L'expression artistique et culturelle a toujours eu une relation ambiguë à l'espace urbain. C'est un élément qui façonne l'identité de la ville, d'une part et d'autre part, il interroge la relation de la population à l'espace public urbain. La ville de Casablanca n'échappe pas à cette ambiguïté. En effet, à partir des années 80 du siècle dernier, Casablanca a connu à l'instar des autres villes du Maroc, un déclin de la vie culturelle et artistique qui s'est manifesté entre autres par la disparition des maisons de jeunes dans les quartiers, la fermeture des théâtres municipaux et des salles de cinéma. Cette situation a donné lieu à l'apparition d'un art élitiste et inaccessible à tous. Cependant, au tournant du nouveau millénaire, la scène culturelle et artistique de Casablanca a connu des agitations plus particulièrement avec l'avènement du mouvement Nayda qui s'est renforcé durant les manifestations de contestation produites parallèlement à la période dite « printemps arabe ». Dès lors, soudés au sein du mouvement de la culture underground, des manifestations regroupées sous l'appellation des arts de rue ( Break danse, skate, DJ-ing, graffiti, musique, théâtre de l'opprimé, cirque, marionnette, etc), ont submergé l'espace urbain. Ainsi, ces formes d'expression « extramuros » ont désormais relancé un débat public autour de leur légitimité.

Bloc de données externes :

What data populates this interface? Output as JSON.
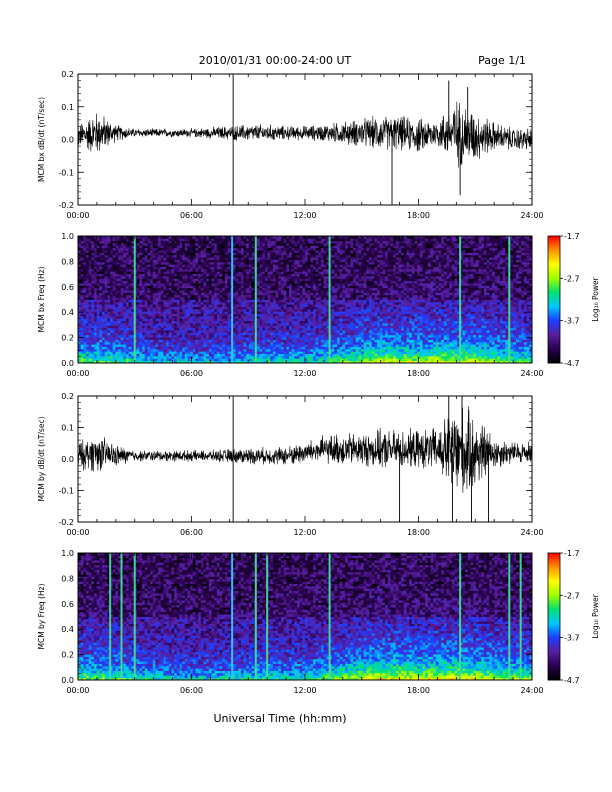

En s'inscrivant dans ce contexte de haute tension sociale et politique, nous proposons dans cette communication d'examiner deux types de ces formes artistiques, à savoir la musique de rue tout genre confondu et le graffiti. Ce travail s'appuie sur deux enquêtes empiriques, menées séparément dans la ville de Casablanca, réalisées suivant une méthode qualitative. La première réalisée en 2019 sur les artistes musiciens et la deuxième est tirée d'un travail de thèse en cours depuis 2016 sur la pratique du graffiti à Casablanca. Le croisement des observations et des résultats de ces investigations permet de tracer les divergences et les convergences dans le processus d'évolution de ces deux pratiques dans le même espace urbain.
Ainsi dans ce présent travail, il serait question d'abord de cerner l'émergence de ces formes artistiques dans des espaces interstitiels de la ville : les individus et les troupes musicaux au centre de la ville et les artistes graffeurs dans des espaces marginaux et périphérique. Ensuite, nous allons suivre leur évolution suite aux interventions des autorités politique au niveau local et national. Puis, nous allons exposer les modalités et les stratégies des contrôle mis en place (libération de l'espace public, répression, récupération, institutionnalisation, etc) pour insérer ces pratiques dans un cadre normatif compte tenu des enjeux politiques qui en découlent. Finalement, nous allons voir comment l'opérationnalisation de ce contrôle a contribué à un mouvement de déplacement spatial de ces pratiques dans un sens inversé : le centre est le lieu privilège du graffiti et l'espace marginal est devenu le lieu de production des musiciens.